I was sprinting across the blacktop behind his back on silent garage attendant’s shoes, hunched as low as possible between the parked cars in case anyone had been brought to a window by the commotion. Without checking my pace, I ran down the kitchen delivery ramp to crouch in the deep shadow under the edge of the loading platform.
Nothing. No pursuit. My breath ragged in my chest, more from excitement than my dash. The watch said 3:31. Beautiful.
I threw a leg up, rolled onto my belly on the platform. Across to the access port in the big overhead accordion steel loading door. It opened easily under my careful fingertips. Benny was being cool, too, producing on schedule for a change. I don’t entirely trust Benny.
Hallway deserted, as per the plan. That unmistakable hospital smell. Across the hall, one of those wheeled carts holding empty food trays ready for the morning’s breakfasts. Right where it was supposed to be. I put the two cherry bombs on the front left corner of the second tray down, turned, went nine quick paces to the firedoor.

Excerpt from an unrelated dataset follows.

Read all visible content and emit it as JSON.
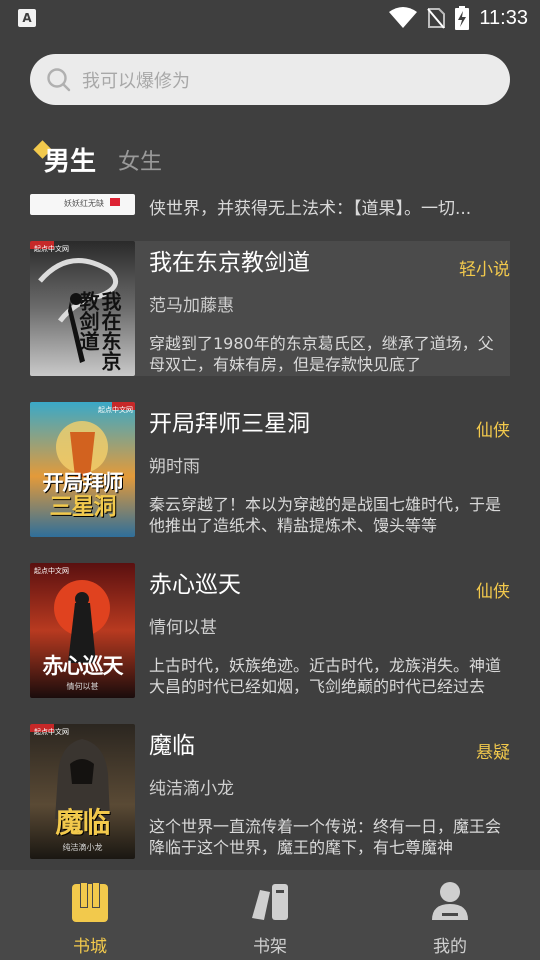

My shoes made slight scuffing noises on the metal runners. By law, hospital firedoors cannot be locked. I checked my watch: in nineteen seconds, Benny Leland would emerge from the men’s room and, as he walked back to the staff coffee room, would relock the access door and casually hook the cherry bombs from the tray. I then would have three minutes to be in position.
It had been 150 seconds when I pulled the third-floor firedoor a quarter-inch ajar. No need to risk looking out: I could visualize everything from Benny’s briefing earlier.
“Whitlach’s room is the last one on the corridor, right next to the fire stairs,” he’d said. “I arranged that as part of my administrative duties — actually, of course, in case we would want to get to him. The floor desk with the night duty nurse is around an ell and at the far end of the corridor. She’s well out of the way. The policeman will be sitting beside Whitlach’s door on a metal folding chair. He’ll be alone in the hall at that time of night.”